Mavis Nye and Mesothelioma
10 May 2018
On the 9th April 2018 I had the pleasure of hearing Mavis Nye and her husband Ray speak at the Living Well with Mesothelioma Group meeting in Manchester which is run by Mesothelioma UK and the Greater Manchester Asbestos Victim Support Group.
Mavis Nye was diagnosed with mesothelioma in 2009 and given three months to live. She has battled the disease ferociously since that time. She has undergone various different treatments, including chemotherapy and immunotherapy. Her battle continues.
Mavis is one of a number of Mesowarriors, men and women diagnosed with mesothelioma who provide inspiration to others diagnosed with the condition.
Mavis, like many women who develop mesothelioma was not exposed to asbestos at work. She was exposed to asbestos from her husband’s overalls. Ray and Mavis had met in the 1950’s. He worked in the shipbuilding industry. Ray was an apprentice in the Royal Naval Dockyard in Chatham. Ray and Mavis would meet up at lunchtime and after work when Ray would have asbestos dust on his overalls. Later after National Service, Ray returned to the dockyard and by then he and Mavis were married. He would bring his overalls home contaminated with asbestos for Mavis to wash.
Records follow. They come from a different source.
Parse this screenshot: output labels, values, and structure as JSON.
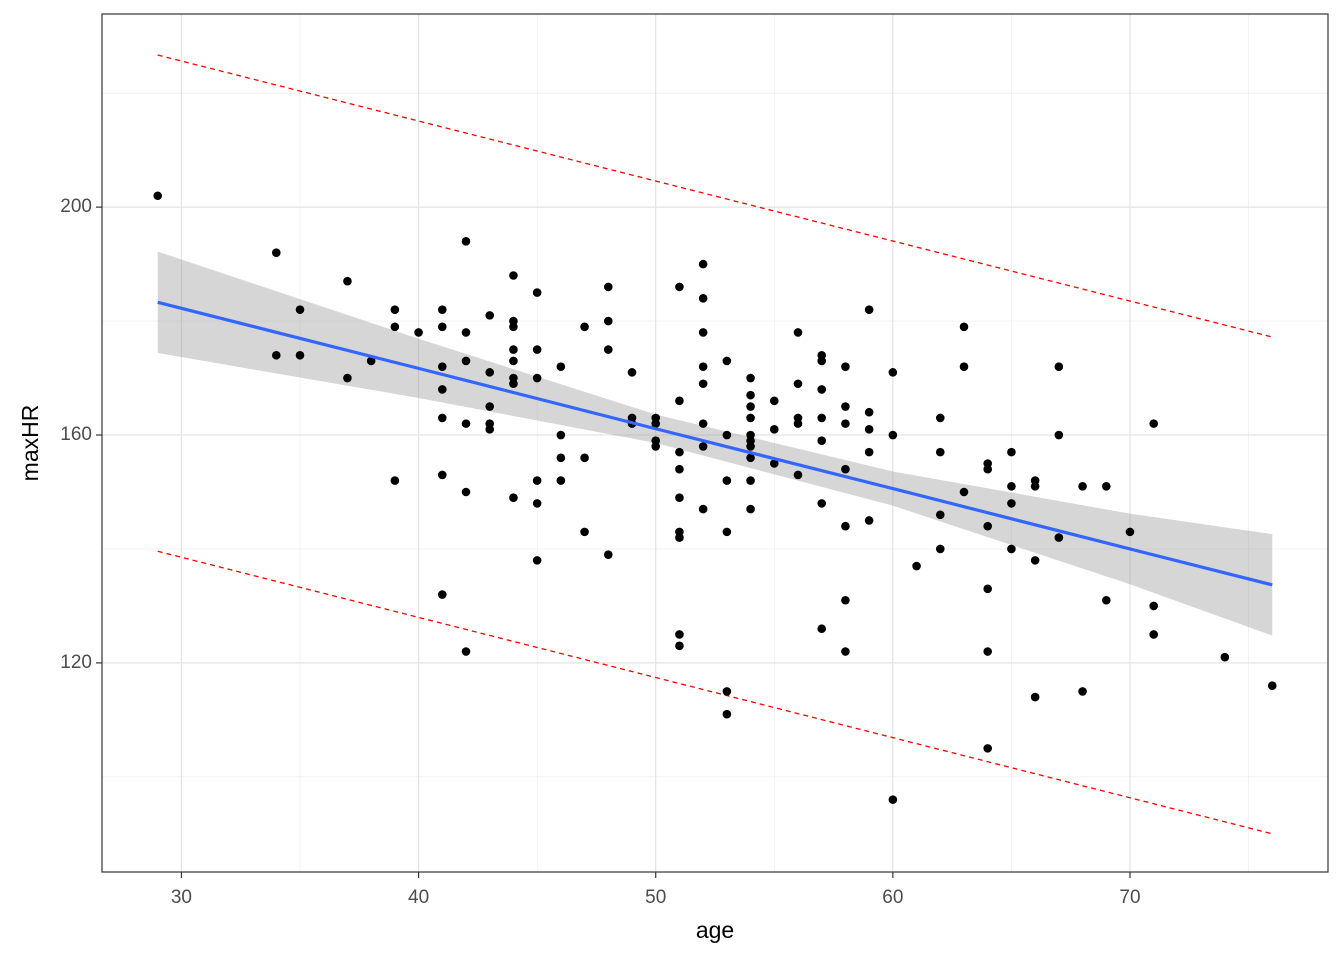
{
  "chart_data": {
    "type": "scatter",
    "x_label": "age",
    "y_label": "maxHR",
    "xlim": [
      26.65,
      78.35
    ],
    "ylim": [
      83.3,
      233.9
    ],
    "xticks": [
      30,
      40,
      50,
      60,
      70
    ],
    "yticks": [
      120,
      160,
      200
    ],
    "x_minor_grid": [
      35,
      45,
      55,
      65,
      75
    ],
    "y_minor_grid": [
      100,
      140,
      180,
      220
    ],
    "grid": true,
    "points": {
      "color": "#000000",
      "x": [
        29,
        34,
        34,
        35,
        35,
        37,
        37,
        38,
        39,
        39,
        39,
        40,
        41,
        41,
        41,
        41,
        41,
        41,
        41,
        42,
        42,
        42,
        42,
        42,
        42,
        43,
        43,
        43,
        43,
        43,
        44,
        44,
        44,
        44,
        44,
        44,
        44,
        44,
        45,
        45,
        45,
        45,
        45,
        45,
        46,
        46,
        46,
        46,
        47,
        47,
        47,
        48,
        48,
        48,
        48,
        49,
        49,
        49,
        50,
        50,
        50,
        50,
        51,
        51,
        51,
        51,
        51,
        51,
        51,
        51,
        51,
        52,
        52,
        52,
        52,
        52,
        52,
        52,
        52,
        53,
        53,
        53,
        53,
        53,
        53,
        54,
        54,
        54,
        54,
        54,
        54,
        54,
        54,
        54,
        54,
        55,
        55,
        55,
        56,
        56,
        56,
        56,
        56,
        57,
        57,
        57,
        57,
        57,
        57,
        57,
        58,
        58,
        58,
        58,
        58,
        58,
        58,
        59,
        59,
        59,
        59,
        59,
        60,
        60,
        60,
        61,
        62,
        62,
        62,
        62,
        63,
        63,
        63,
        64,
        64,
        64,
        64,
        64,
        64,
        65,
        65,
        65,
        65,
        66,
        66,
        66,
        66,
        67,
        67,
        67,
        68,
        68,
        69,
        69,
        70,
        71,
        71,
        71,
        74,
        76
      ],
      "y": [
        202,
        192,
        174,
        182,
        174,
        187,
        170,
        173,
        182,
        179,
        152,
        178,
        182,
        179,
        172,
        168,
        163,
        153,
        132,
        194,
        178,
        173,
        162,
        150,
        122,
        181,
        171,
        165,
        162,
        161,
        188,
        180,
        179,
        175,
        173,
        170,
        169,
        149,
        185,
        175,
        170,
        152,
        148,
        138,
        172,
        160,
        156,
        152,
        179,
        156,
        143,
        186,
        180,
        175,
        139,
        171,
        163,
        162,
        163,
        162,
        159,
        158,
        186,
        166,
        157,
        154,
        149,
        143,
        142,
        125,
        123,
        190,
        184,
        178,
        172,
        169,
        162,
        158,
        147,
        173,
        160,
        152,
        143,
        115,
        111,
        170,
        167,
        165,
        163,
        160,
        159,
        158,
        156,
        152,
        147,
        166,
        161,
        155,
        178,
        169,
        163,
        162,
        153,
        174,
        173,
        168,
        163,
        159,
        148,
        126,
        172,
        165,
        162,
        154,
        144,
        131,
        122,
        182,
        164,
        161,
        157,
        145,
        171,
        160,
        96,
        137,
        163,
        157,
        146,
        140,
        179,
        172,
        150,
        155,
        154,
        144,
        133,
        122,
        105,
        157,
        151,
        148,
        140,
        152,
        151,
        138,
        114,
        172,
        160,
        142,
        151,
        115,
        151,
        131,
        143,
        162,
        130,
        125,
        121,
        116
      ]
    },
    "fit": {
      "color": "#3366FF",
      "band_color": "#999999",
      "x": [
        29,
        40,
        50,
        60,
        70,
        76
      ],
      "values": [
        183.3,
        171.7,
        161.1,
        150.6,
        140.0,
        133.7
      ],
      "lower": [
        174.4,
        166.5,
        158.6,
        147.6,
        133.8,
        124.8
      ],
      "upper": [
        192.2,
        176.9,
        163.6,
        153.6,
        146.2,
        142.6
      ]
    },
    "prediction": {
      "color": "#FF0000",
      "x": [
        29,
        76
      ],
      "lower": [
        139.6,
        90.0
      ],
      "upper": [
        226.7,
        177.2
      ]
    }
  }
}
Ray, like many other men at that time, went to work in overalls which they then brought home for their wives and mothers to wash. Many men had worked with asbestos and so those overalls were contaminated with asbestos dust. Wives and mothers shook out their husband’s and children’s overalls and washed them often in the then modern invention, the twin tub. Little did they or their husband’s or children know that they were putting themselves at risk of developing mesothelioma decades later.
Both Mavis and Ray spoke at the meeting and told their story and like all stories theirs was unique. They explained their story from the beginning when they met to their recent battles. Mavis explained the highs and the lows of her treatment.
It became clear that she had gone through gruelling amounts of chemotherapy. She carried on with chemotherapy until as she put it, it became toxic to her. Mavis went on a clinical trial of immunotherapy at the Royal Marsden. For her the immunotherapy has had a positive effect and has kept her mesothelioma at bay. Mavis herself doesn't know why that is or why she has done so well on the treatment. At the time that she was on the immunotherapy, she also had to take some antibiotics and she wondered if this may have had an effect.
Mavis has set up the Mavis Nye Foundation to help those who are diagnosed with mesothelioma. She has also become involved with various other organisations and advisory committees. She clearly has a passion for what she is doing.
Not long after the meeting, Mavis put on a post on her blog that her mesothelioma has come back. What is clear is that she will not be giving up.
Whilst no one knows what the future may hold, what I can say for certain is for a woman who was told she had 3 months to live in 2009, she looked very well!